For Druckmann, it was prioritizing the story over spectacle, and the relationships and connections over the elaborate special effects makeup of the infected. And most importantly, the show’s core theme: love. “This is a story about love and more specifically, the unconditional love a parent feels for their child,” Druckmann says. “How far would you go to protect your kid? What kind of beautiful and horrific things would you commit in order to protect your kid? So everything spawns off of that… There was an opportunity to leave Joel’s perspective and show you the people that are antagonistic towards him or show you Bill and Frank, for example, and really flesh out that relationship in order to speak back to that concept of love.” 

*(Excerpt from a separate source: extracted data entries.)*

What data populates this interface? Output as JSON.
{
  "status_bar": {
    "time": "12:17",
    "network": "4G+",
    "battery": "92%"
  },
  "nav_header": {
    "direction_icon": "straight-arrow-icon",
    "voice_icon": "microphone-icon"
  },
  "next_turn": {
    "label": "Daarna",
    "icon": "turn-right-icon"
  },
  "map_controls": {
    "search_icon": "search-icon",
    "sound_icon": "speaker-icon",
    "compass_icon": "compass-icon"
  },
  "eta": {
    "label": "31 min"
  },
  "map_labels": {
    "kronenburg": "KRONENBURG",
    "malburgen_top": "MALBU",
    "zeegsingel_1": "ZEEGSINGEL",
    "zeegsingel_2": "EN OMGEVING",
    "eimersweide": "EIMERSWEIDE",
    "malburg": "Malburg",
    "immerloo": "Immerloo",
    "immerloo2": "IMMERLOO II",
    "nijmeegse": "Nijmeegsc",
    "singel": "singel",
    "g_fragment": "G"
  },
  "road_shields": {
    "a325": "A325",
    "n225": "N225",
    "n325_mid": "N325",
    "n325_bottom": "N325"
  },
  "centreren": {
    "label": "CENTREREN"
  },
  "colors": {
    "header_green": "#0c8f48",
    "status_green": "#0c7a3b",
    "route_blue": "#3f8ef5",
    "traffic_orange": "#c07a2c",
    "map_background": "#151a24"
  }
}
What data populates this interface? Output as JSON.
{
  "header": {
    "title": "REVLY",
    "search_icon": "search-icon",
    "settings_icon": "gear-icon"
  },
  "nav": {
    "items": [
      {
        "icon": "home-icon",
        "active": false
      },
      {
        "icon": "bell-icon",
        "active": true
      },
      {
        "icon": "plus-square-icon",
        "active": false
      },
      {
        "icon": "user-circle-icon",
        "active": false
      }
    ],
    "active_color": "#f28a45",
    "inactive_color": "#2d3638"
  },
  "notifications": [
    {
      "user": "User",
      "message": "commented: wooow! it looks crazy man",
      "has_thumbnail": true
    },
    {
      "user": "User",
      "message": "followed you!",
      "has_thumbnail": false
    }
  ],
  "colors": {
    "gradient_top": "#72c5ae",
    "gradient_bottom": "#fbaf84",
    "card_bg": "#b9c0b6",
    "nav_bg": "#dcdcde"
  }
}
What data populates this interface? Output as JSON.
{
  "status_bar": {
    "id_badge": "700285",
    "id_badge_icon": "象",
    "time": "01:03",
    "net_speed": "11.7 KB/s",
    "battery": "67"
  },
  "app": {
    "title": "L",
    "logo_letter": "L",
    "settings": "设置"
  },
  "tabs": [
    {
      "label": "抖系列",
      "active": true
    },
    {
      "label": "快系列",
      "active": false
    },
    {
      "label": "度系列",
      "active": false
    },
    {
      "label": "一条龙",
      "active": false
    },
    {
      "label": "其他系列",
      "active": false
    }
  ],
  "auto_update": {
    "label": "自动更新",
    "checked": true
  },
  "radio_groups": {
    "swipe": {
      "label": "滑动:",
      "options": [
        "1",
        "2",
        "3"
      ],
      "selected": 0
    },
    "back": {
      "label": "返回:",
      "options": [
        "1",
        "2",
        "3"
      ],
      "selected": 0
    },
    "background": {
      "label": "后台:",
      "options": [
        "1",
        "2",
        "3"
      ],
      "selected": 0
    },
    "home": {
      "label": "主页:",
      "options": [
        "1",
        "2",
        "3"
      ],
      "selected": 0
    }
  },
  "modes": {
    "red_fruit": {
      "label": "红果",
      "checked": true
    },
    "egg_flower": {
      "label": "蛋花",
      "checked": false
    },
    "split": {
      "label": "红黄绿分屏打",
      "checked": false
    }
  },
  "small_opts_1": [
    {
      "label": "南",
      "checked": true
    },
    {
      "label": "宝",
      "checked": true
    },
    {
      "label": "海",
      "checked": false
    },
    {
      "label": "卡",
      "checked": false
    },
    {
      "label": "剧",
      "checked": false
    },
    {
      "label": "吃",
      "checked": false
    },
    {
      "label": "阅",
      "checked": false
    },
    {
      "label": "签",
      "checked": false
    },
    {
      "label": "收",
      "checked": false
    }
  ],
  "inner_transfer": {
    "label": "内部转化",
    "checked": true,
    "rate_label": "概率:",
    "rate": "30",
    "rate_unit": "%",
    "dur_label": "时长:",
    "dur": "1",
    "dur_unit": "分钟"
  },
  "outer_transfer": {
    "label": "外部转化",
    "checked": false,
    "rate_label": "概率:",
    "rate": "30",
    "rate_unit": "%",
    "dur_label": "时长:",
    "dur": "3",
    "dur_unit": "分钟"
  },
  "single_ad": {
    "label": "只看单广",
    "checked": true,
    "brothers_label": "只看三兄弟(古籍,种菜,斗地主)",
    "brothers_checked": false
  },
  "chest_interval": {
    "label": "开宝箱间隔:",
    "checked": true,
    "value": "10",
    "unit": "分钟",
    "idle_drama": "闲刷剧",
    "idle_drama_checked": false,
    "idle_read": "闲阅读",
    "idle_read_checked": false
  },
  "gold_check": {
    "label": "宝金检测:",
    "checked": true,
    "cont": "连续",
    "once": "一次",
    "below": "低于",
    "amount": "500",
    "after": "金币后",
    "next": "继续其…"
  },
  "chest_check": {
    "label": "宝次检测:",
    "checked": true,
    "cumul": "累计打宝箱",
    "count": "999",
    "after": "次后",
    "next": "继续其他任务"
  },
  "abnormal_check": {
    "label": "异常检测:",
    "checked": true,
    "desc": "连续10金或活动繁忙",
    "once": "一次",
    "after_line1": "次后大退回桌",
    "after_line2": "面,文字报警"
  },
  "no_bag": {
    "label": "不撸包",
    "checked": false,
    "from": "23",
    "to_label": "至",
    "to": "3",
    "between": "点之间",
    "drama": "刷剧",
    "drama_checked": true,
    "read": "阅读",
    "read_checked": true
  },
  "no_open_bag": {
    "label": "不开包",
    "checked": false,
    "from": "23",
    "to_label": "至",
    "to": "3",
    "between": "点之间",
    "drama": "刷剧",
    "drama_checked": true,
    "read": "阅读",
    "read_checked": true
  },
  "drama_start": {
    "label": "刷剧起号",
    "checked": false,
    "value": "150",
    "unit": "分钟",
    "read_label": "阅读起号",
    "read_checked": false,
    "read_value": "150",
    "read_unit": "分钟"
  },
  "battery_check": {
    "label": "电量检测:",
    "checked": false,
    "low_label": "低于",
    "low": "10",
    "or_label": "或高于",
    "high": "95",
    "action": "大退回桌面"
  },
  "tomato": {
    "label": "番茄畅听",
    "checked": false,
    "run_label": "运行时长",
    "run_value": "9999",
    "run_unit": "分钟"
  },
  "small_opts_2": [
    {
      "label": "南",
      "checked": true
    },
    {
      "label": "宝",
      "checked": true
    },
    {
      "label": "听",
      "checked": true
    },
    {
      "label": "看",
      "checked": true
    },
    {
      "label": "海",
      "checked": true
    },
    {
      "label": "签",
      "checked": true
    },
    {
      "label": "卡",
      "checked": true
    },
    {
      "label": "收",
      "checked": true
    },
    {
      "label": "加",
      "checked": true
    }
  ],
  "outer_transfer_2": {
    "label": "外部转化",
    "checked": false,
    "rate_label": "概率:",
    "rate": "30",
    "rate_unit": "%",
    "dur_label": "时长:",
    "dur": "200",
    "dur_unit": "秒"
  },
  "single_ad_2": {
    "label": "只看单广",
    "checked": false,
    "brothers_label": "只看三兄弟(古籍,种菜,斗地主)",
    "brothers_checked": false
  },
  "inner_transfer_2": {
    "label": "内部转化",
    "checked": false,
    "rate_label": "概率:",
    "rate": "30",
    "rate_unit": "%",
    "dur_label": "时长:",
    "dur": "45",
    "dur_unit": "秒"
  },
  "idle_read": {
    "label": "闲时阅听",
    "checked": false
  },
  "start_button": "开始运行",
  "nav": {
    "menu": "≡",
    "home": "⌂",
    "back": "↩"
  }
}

The final product, HBO’s second most-watched series premiere in over a decade (behind House of the Dragon) and with 5.7 million viewers tuning in for episode 2, isn’t only honoring the work of Naughty Dog and the hundreds of people who made TLOU happen all the way in the early 2010s, but is promising for video games now and to come. (Druckmann says there’s been a surge in interest, via the “halo effect,” in the game since the HBO premiere.) And that can only mean good things for video game adaptations in general. “There are certain people that are watching this show and loving it, and thinking, ‘Wait, that’s based on a video game?’ because their concept of video games is below where video games are,” Druckmann says. “There’s a wealth of amazing experiences, rich stories, and characters that exist in this other medium that some people are just not aware of. …[This is] going to start opening the doors for more people to pay attention to games, it’s going to allow talent from other mediums to come out of games, but also come back into games.” 

New episodes of The Last Of Us air on HBO at 9 p.m. ET on Sundays.